Saturday, September 29, 2018

Saturday Morning Links

Assorted content for your weekend reading.

- Oliver Milman reports on new indications that we're far beyond any reasonable pace in trying to rein in climate change. 

- The Star's editorial board discusses why lower-income Ontarians are right to feel like they're under attack from Doug Ford's government. And Noah Smith writes about the combination of income inequality, immobility and stagnation that's leading to millenial dissatisfaction with the U.S.' economy.

- Meaghan Craig reports on new research showing how unstable housing alone correlates to a large proportion of health care costs in Saskatoon.

- Finally, Andrew Coyne points out that New Brunswick's election result provides one of the best arguments yet as to the problems with first-past-the-post politics. The Globe and Mail's editorial board is also recognizing that we should be demanding a more representative electoral system.
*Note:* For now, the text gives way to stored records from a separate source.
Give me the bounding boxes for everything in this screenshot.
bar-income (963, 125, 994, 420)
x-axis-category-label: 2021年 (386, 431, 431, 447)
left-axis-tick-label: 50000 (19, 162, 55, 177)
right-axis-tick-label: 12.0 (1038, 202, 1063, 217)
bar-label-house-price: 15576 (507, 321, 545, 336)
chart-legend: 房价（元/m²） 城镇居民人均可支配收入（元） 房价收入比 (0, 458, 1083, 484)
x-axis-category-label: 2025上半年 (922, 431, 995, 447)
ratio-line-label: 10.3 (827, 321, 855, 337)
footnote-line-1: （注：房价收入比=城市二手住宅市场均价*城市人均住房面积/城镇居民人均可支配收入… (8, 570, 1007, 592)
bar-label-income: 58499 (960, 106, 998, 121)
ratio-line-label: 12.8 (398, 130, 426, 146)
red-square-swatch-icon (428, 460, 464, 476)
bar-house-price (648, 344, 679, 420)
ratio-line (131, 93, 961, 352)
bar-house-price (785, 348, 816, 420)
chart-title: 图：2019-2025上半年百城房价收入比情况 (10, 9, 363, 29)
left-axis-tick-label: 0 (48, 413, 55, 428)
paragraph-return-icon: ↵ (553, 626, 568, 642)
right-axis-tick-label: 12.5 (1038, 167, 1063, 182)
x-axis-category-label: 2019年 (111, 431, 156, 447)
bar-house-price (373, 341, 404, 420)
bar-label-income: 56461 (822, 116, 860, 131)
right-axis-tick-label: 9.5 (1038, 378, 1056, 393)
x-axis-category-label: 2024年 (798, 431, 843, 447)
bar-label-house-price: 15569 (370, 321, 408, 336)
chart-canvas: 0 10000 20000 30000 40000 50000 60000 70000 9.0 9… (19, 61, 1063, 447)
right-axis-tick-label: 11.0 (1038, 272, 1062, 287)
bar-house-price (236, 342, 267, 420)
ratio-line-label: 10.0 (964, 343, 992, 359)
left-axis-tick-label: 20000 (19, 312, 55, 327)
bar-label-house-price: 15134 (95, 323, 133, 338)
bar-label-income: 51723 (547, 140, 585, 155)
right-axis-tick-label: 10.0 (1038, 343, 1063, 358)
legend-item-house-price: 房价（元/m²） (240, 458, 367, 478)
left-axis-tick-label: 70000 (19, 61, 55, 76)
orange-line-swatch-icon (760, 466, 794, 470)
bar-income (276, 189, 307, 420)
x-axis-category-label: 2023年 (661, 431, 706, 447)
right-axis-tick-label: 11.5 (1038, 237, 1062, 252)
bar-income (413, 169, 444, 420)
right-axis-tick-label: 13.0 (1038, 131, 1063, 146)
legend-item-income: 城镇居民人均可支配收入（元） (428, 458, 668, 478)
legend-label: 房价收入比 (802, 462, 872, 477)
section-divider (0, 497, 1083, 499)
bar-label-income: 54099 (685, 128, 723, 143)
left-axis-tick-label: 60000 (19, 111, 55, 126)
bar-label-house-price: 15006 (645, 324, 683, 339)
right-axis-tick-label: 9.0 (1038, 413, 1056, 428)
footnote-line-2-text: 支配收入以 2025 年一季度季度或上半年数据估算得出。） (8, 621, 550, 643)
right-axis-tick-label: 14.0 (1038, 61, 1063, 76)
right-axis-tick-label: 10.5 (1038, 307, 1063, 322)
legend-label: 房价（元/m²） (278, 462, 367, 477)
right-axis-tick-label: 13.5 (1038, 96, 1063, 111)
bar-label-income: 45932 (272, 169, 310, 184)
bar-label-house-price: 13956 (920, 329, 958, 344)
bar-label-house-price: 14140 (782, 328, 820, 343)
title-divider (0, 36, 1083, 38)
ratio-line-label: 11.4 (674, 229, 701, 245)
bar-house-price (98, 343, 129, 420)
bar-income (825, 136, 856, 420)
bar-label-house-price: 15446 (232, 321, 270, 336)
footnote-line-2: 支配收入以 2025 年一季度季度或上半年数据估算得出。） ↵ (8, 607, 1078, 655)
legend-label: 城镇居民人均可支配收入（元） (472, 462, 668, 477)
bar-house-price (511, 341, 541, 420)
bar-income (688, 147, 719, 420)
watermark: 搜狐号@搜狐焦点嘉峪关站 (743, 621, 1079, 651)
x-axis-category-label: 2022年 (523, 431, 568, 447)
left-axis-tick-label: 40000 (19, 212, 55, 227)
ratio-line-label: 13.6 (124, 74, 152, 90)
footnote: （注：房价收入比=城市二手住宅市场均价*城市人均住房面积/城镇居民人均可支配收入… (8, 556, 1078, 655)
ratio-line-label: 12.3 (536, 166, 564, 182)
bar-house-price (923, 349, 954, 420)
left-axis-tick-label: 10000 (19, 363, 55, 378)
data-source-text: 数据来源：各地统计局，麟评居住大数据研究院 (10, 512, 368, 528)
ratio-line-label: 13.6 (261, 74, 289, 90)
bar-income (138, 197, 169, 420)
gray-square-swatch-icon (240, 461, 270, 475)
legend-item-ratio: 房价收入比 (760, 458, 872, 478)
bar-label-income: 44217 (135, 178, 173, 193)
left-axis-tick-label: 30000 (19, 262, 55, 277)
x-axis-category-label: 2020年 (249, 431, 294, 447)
And Tom Parkin draws a connection between proportional representation and a return to genuinely responsible government:

Under first-past-the-post, legislative majorities are too easily given, sometimes with as little as 37 per cent support.

And now fixing that problem has added urgency—because the political right now often rejects the norms and customs that previously held a check on majority power.

While well-meaning people debate which things Ford really won a ‘mandate’ to do, Ford is using his 75 MPPs as proxy votes to do whatever he wants.

Ford never mentioned anything about changing municipal elections—which normally would be discussed in the campaign and Throne Speech. But his 75 proxies stood ready to carry out his wish.

When a court quashed his bill, his 75 proxies stood ready to support a replacement bill suspending some charter rights and freedoms. When the opposition said his replacement bill violated rules of the legislature, his 75 proxies stood ready to change the rules.

And when Ford stood for pictures with a group of white supremacists—and took four days to give a half-assed denunciation under duress —none of his 75 proxies objected.

This is new. Very new.

On the right, legislative majorities are now being interpreted as a right to one-man rule—with the power to suspend charter rights and freedoms. Because he can.

So our legislatures and parliaments need to matter again. Proportional representation would result in less frequent majorities and make premiers more accountable to the legislature again. A premier’s need to find support in the legislature can play the role norms and customs used to.